Cartes, plans, graphiques seront dans tous les dossiers, avec aussi de la vidéo à haute dose (équipe Lion), des films d'animation et un grand tableau multimédia (équipe Klouche) ou des atlas (équipe Grumbach).
Les maquettes géantes seront sans doute les rendus les plus spectaculaires. Mais pas forcément les plus faciles à décrypter, car elles risquent d'être très conceptuelles.
Quels thèmes ?
«Le paysage d'Ile-de-France n'est pas assez honoré. Où est la Marne, où est la vallée ? Pourtant, les ciels y sont exceptionnels, le climat plutôt confortable.» Equipe Lion
La consultation demande aux équipes de creuser des thèmes.
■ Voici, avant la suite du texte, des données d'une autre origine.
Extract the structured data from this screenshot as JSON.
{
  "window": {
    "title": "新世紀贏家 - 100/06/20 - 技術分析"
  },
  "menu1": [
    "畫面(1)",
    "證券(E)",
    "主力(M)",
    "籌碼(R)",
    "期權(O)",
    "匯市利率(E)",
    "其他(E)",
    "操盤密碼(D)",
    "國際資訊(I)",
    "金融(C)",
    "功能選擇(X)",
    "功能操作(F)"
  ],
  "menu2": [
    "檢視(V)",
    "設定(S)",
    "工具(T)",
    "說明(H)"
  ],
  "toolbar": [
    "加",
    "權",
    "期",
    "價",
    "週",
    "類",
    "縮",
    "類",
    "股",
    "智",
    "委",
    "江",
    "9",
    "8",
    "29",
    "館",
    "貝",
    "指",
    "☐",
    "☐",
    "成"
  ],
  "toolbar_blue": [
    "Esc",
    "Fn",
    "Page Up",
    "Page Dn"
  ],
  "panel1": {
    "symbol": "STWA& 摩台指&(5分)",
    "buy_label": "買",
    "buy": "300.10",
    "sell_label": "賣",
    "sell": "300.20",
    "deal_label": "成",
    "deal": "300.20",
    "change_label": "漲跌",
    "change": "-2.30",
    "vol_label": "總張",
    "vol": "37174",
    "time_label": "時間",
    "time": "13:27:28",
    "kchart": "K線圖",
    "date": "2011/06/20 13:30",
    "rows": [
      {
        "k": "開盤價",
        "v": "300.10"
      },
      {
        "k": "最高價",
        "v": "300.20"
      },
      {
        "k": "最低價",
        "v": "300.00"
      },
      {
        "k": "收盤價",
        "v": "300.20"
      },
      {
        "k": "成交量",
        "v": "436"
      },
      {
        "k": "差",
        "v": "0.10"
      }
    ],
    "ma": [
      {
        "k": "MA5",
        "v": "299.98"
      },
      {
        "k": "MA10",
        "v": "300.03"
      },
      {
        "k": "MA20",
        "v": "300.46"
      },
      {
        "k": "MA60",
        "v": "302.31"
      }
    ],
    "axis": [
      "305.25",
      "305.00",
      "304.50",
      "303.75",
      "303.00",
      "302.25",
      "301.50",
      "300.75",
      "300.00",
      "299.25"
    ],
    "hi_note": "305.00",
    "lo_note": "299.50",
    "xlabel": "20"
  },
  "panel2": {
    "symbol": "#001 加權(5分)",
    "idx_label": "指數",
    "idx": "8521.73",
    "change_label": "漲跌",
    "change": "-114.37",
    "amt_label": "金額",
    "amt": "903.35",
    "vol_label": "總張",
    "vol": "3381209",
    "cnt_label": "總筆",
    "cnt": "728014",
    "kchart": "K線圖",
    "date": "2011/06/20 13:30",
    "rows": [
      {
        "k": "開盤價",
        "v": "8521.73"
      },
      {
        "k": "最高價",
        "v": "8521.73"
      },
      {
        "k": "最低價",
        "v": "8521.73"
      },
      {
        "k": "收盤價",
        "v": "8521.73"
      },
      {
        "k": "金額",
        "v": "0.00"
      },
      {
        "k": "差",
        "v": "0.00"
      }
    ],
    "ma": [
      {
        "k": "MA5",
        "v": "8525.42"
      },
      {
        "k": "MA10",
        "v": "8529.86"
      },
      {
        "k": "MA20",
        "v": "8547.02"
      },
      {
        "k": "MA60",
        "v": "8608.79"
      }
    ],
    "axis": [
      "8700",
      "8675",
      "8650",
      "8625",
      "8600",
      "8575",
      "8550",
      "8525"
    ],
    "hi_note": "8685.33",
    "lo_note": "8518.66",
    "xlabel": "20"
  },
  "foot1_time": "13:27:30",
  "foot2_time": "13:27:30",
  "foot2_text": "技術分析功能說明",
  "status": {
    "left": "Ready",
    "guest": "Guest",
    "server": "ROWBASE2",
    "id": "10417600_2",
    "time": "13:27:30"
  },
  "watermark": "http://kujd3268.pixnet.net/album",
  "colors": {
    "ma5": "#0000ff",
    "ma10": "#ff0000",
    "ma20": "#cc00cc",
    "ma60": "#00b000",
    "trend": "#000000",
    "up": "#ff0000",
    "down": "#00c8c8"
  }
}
Certaines annoncent clairement la couleur, comme celle de MVRDV, qui traitera de l'habitat et explorera «l'histoire des Paris du futur». En clair, un travail historique sur les plans et prospectives appliqués à Paris par le passé. L'équipe Klouche se penchera sur «les réseaux, les déplacements, les mobilités». Au fil des dossiers apparaissent les thématiques qui s'imposent dans une consultation sur la métropole «de l'après-Kyoto». «La problématique la plus structurante risque d'être la lutte contre le changement climatique», pose ainsi l'équipe Portzamparc. Pas facile avec Paris au milieu. «La patrimonalisation du bâti», qui empêche de modifier les immeubles, «constitue un obstacle spécifique au traitement [.] des "épaves thermiques" quasi-impossibles à rénover», pointe-t-elle. La question des espaces naturels, l'artificialisation des sols, revient souvent. L'équipe Grumbach veut développer «l'agriculture urbaine». Les quartiers sensibles sont peu évoqués, sauf par l'équipe Castro, spécialiste du sujet.
Quelle méthode ?
«L'historien, le philosophe, le géographe, l'économiste, le sociologue, l'ingénieur, l'architecte urbaniste, le piéton. tous parlent de la même chose, aucun n'en parle sur le même plan.» Equipe Portzamparc
Les dix équipes retenues fédèrent, sous la houlette d'un architecte urbaniste, des laboratoires de recherche urbaine, des paysagistes, des ingénieurs, des économistes, des graphistes, sans compter les multiples compétences sur lesquelles elles s'appuieront. Certaines équipes revendiquent jusqu'à 250 experts. D'où l'importance des méthodes de travail. «Le risque est grand pour cette étude de devenir une synthèse de l'art sur le Grand Paris», pointe justement l'équipe Lion. Une note méthodologique était demandée à chaque groupe. On y trouve des principes généraux, du type : «Proposer des stratégies et des desseins plutôt que des projets et leurs dessins» (équipe Nouvel). Mais aussi des organisations précises : master class avec l'université technique de Berlin, le MIT et Harvard (équipe Geipel), analyse statistique fouillée avec la London School of Economics (équipe Rogers). L'équipe Portzamparc désigne un directeur de projet et celle de Nouvel un comité de pilotage.
Qui gouvernera ?
«Une gouvernance urbaine efficace est la condition la plus importante pour permettre le changement urbain.» Equipe Rogers
Comment diriger le futur Grand Paris ? Epineuse question face à la mosaïque institutionnelle actuelle. Seul le Britannique Rogers promet la «définition d'un système de gouvernance [.] démocratique, efficace et capable de rendre des comptes». L'équipe Lion fait «le pari que c'est le grand projet qui inspirera le changement des règles et non l'inverse».